Seven million dollars, if you don't want to read any further. A mangrove swamp doesn't seem to have any value at all: in coastal areas, mangroves are low-growing trees with long, tangled roots that thrive in water instead of in soil. They blanket shallow brackish waters in the tropics, and they're the first thing to be cleared for shrimp farming. Shrimp farming provides profit, while mangroves aren't good for much beyond wood gathering, right?
A new United Nations report, The Economics of Ecosystems and Biodiversity, quantifies the benefits of ecosystems. They're staggering.
TEEB involved rounding up over 1,100 studies done on ecosystems around the world, and analyzing the distinct ecosystem services they each offer, such as freshwater supply and erosion control. Maintaining nature's capacity to fulfill their functions is less expensive than investing in technological solutions.
A shrimp farm in Thailand brings net private economic returns of $1,220/hectare/year; but the swamp brings benefits of $10,821/hectare/year for protecting the coast against storms, $987/hectare/year for acting as a nursery for offshore fisheries, and $584/hectare/year for wood gathering. The study didn't attempt to quantify what might be the largest benefit: the carbon sequestration value of the mangrove trees. In other words, the purportedly useless mangrove swamp is worth ten times as much as the productive shrimp farm. A different study of mangroves in Vietnam found that planting the trees cost $1.1M but saved annual expenditures on dike maintenance of $7.3M.
Need another concrete example? In Costa Rica, preserving a forest increases the yield of coffee farms by 20% because the forest shelters pollinating insects. In New Zealand, a grassland conservation park acts as a natural water catchment, supplying the Otago region with free water that would cost $136M/year (in New Zealand currency) to bring in from elsewhere.
The study quantifies REDD (reducing emissions through deforestation and degradation), an important acronym for climate talks next month in Copenhagen. Expanding REDD (paying people to not cut down forests) to REDD-Plus (paying them to restore trees) increases carbon mitigation potential. Currently, REDD is estimated to cost the world $17B to 33B/year, while the long term benefits are $3.7T in present value; deforestation is generally believed to account for 15-20% of all the carbon emissions of the world, or more carbon than all cars, trucks, planes, and ships combined.
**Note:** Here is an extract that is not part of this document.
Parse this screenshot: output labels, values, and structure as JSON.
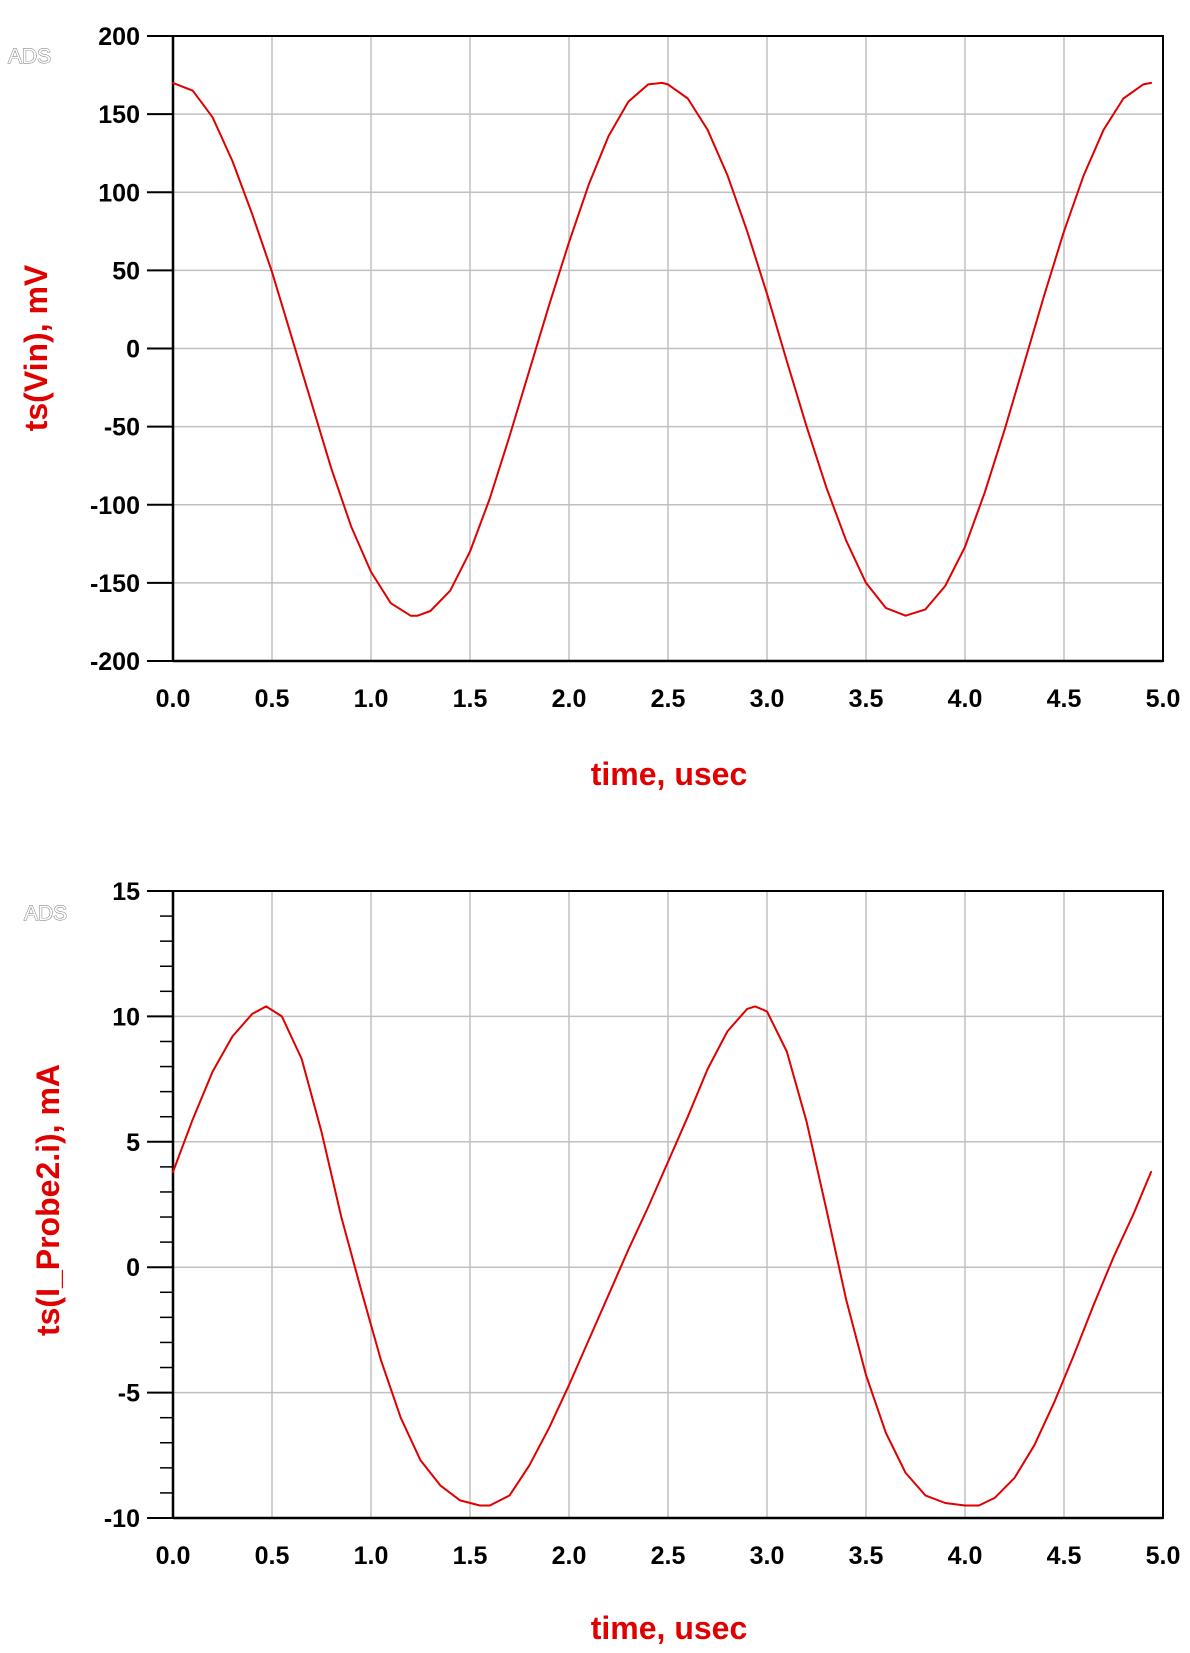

The TEEB report provides reasons to invest in "natural capital." Among them are climate change mitigation and adaptation (REDD is a very inexpensive way to cut down carbon emissions, compared with fantastically expensive methods such as carbon capture and storage, or so-called clean coal); ecological infrastructure such as water purification; investment in protected areas; and restoration of degraded ecosystems.
What's the most surprising aspect of the study? The researchers report, via Newsweek, the high ratios of return when conservation projects were undertaken. With agriculture alone, addressing problems with soil consistency or water contamination would pay substantial dividends, they found -- an average global rate of return of $60 for every $1 invested.
I was struck by a different issue -- the paucity of United States examples. In New York, payments to maintain water purification services in the Catskills watershed were $1B - $1.5B, significantly less than the cost of constructing ($6-8B) and maintaining ($300M-500M/year) a filtration plant. That's smart thinking. However, compare the typical United States Forestry Service timberboard-feet thinking with that of India, as described in the TEEB report. The Indian Supreme Court has drawn up a scheme of payments for converting forests to other uses, based on values such as timber, fuel wood, ecotourism, and values for conserving habitat of charismatic species such as the Bengal tiger and Asiatic lion. If you cut down a tree, you pay the Afforestation Fund, which releases 143M Euros every year for afforestation, wildlife conservation, and rural jobs.
What would happen if the United States were to calculate the nitrogen cost for every bag of chemical fertilizer sold, and tax accordingly? Nitrogen from agriculture causes dead zones in the Gulf of Mexico and Cheseapeake Bay.
What would happen if the United States Forest Service were to assess the true carbon sequestration value of boreal forests in considering logging requests? Boreal forests account for 60 percent of all forest carbon sinks.
What would happen if the United States were to require that all operators of confined animal feedlot operations pay for the methane emissions of their animals? Methane from cattle is a major contributor to climate change. Even a minor matter such as changing cows' diet from corn and soy to alfalfa and flaxseed cuts methane emissions 18%.
Some governments are on board with the TEEB concept already: Germany, which initiated the project in 2007, Norway, and Britain. However, common sense, long term thinking, and making the polluter pay are novel concepts in the United States. We need to better calculate the economic benefits of ecosystems along with the costs of ecosytem destruction.